Les reptiles ont longtemps été considérés dénués d’intelligence, mais une nouvelle étude publiée dans la revue Biology Letters révèle que l’anole portoricain, une espèce de lézard, a un niveau d’intelligence similaire à celui des oiseaux. En utilisant des tests cognitifs qui avaient été préalablement réalisés sur des oiseaux, les chercheurs de l’université de Duke en Caroline du Nord ont découvert que ces lézards étaient capables de résoudre un problème qu’ils n’avaient jamais rencontré auparavant, de se souvenir de la solution dans les essais ultérieurs, et même de changer de techniques quand on leur présente de nouveaux défis. En fait, les petits anoles ont résolu le test après moins de tentatives que les oiseaux. Etant donné la réputation d’être longs à la détente qu’ont les reptiles, l’auteur de cette publication, Manuel Leal, a déclaré que les résultats étaient « totalement inattendus ».
Les anoles portoricains, Anolis evermanni, ont été testés à l’aide d’un dispositif de recherche de nourriture généralement utilisé sur les oiseaux. Les lézards ont montré qu’ils pouvaient résoudre un problème inédit, se souvenir des solutions et “désapprendre” les stratégies incorrectes. Photographie de Manuel Leal, Université de Duke |
Pour le test, les anoles portoricains (Anolis evermanni) ont été placés sur une structure comprenant deux orifices, l’un contenant un ver appétissant mais recouvert d’une capsule, tandis que l’autre était vide. Pour atteindre la récompense – le ver – les anoles devaient pousser ou mordre la capsule afin de la déplacer. En moyenne, les lézards ont résolu ce problème après trois tentatives de moins que les oiseaux.
« Ils ont glissé leur museau sous le morceau de plastique et l’ont rapidement déplacé, » a déclaré M. Leal lors d’une conférence de presse. « Ils ne font pas ça dans la nature. »
On a donné une seule chance par jour aux lézards, alors qu’on en avait donné plusieurs par jour aux oiseaux. Si le lézard ne réussissait pas, il devait attendre 24 heures avant d’avoir une nouvelle opportunité de trouver la nourriture.
Les chercheurs ont ensuite posé deux capsules – une brillante et une terne – sur les orifices, et les lézards ont rapidement appris à associer la capsule brillante au ver, et ignoré la capsule terne. Suite à cela, les chercheurs ont essayé de piéger les lézards : ils ont déplacé le ver, et l’ont caché sous la capsule terne. Cela s’est révélé plus difficile. Mais après plusieurs essais, deux des quatre lézards ont commencé à déplacer capsule terne au lieu de la brillante.
“ Nous les avons appelés Platon et Socrate”, a indiqué M. Leal.
Une espèce apparentée d’anole, mais différente de celle utilisée pour la recherche. |
Alors que l’étude révèle des capacités cognitives inattendues chez ces lézards, un spécialiste de l’intelligence des oiseaux, Louis Lefebvre de l’Université québécoise McGill, précise que cette étude de signifie pas nécessairement que les lézards sont plus intelligents que les oiseaux, puisque les oiseaux possèdent un ratio corps-cerveau plus élevé que les reptiles. Cela signifierait plutôt que les anoles font partie des reptiles les plus intelligents.
« Nous savons que les oiseaux et les mammifères ont de plus gros cerveaux, et que parmi les espèces d’oiseaux et de mammifères, plus le cerveau est gros, plus leur chance d’adaptation à un nouvel environnement est importante » a déclaré M. Lefebvre lors d’une conférence de presse. « Il se pourrait que ce soit ces-mêmes espèces dotées d’un plus gros cerveau qui s’adaptent le mieux, si l’on transpose la situation aux lézards.»

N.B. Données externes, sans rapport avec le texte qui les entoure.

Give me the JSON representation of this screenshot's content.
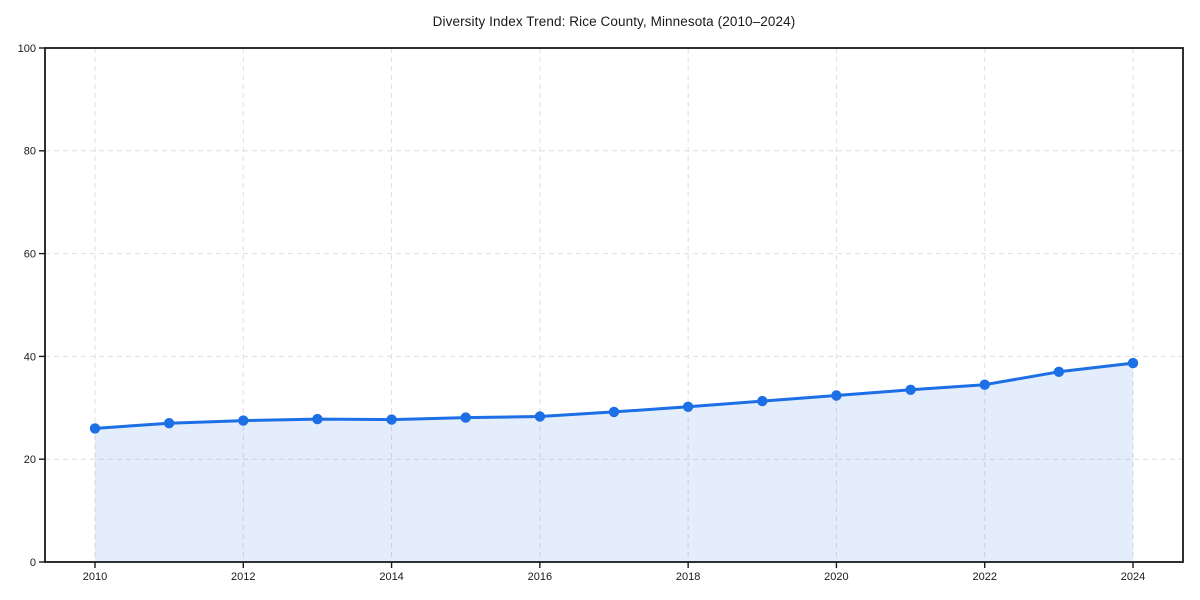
{
  "page": {
    "background_color": "#ffffff"
  },
  "chart_data": {
    "type": "area",
    "title": "Diversity Index Trend: Rice County, Minnesota (2010–2024)",
    "x": [
      2010,
      2011,
      2012,
      2013,
      2014,
      2015,
      2016,
      2017,
      2018,
      2019,
      2020,
      2021,
      2022,
      2023,
      2024
    ],
    "series": [
      {
        "name": "Diversity Index",
        "values": [
          26.0,
          27.0,
          27.5,
          27.8,
          27.7,
          28.1,
          28.3,
          29.2,
          30.2,
          31.3,
          32.4,
          33.5,
          34.5,
          37.0,
          38.7
        ]
      }
    ],
    "xlabel": "",
    "ylabel": "",
    "ylim": [
      0,
      100
    ],
    "yticks": [
      0,
      20,
      40,
      60,
      80,
      100
    ],
    "xticks": [
      2010,
      2012,
      2014,
      2016,
      2018,
      2020,
      2022,
      2024
    ],
    "grid": "dashed-both-axes",
    "legend_position": "none",
    "marker": "circle",
    "colors": {
      "line": "#1d6fe5",
      "marker": "#1d6fe5",
      "area_fill": "rgba(29,111,229,0.12)",
      "grid": "#dedede",
      "spine": "#1a1a1a",
      "tick_text": "#1a1a1a",
      "title_text": "#1a1a1a"
    }
  }
}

Il a été démontré que les anoles réussissent particulièrement bien à survivre dans de nouveaux milieux naturels. Il existe plus de 400 espèces d’anoles, ce qui fait d’eux le plus genre le plus étendu au sein de la classe des reptiles.
Pour sa part, M. Leal envisage cette année d’effectuer des tests sur d’autres lézards et de comparer la taille de leur cerveau par rapport à celle de leur corps.
Depuis plusieurs décennies, les chercheurs ont découvert que les animaux sont bien plus intelligents que ce que la société ne veut bien leur concéder. Comme les grands chimpanzés, les corbeaux et les pieuvres ont montré qu’ils étaient capables d’utiliser des outils. Les abeilles peuvent compter. Les poules éprouvent de l’empathie pour leurs poussins. Les guêpes à papier peuvent reconnaître d’autres types de guêpes. Plus nous en apprenons sur l’intelligence animale, moins nous nous en distinguons.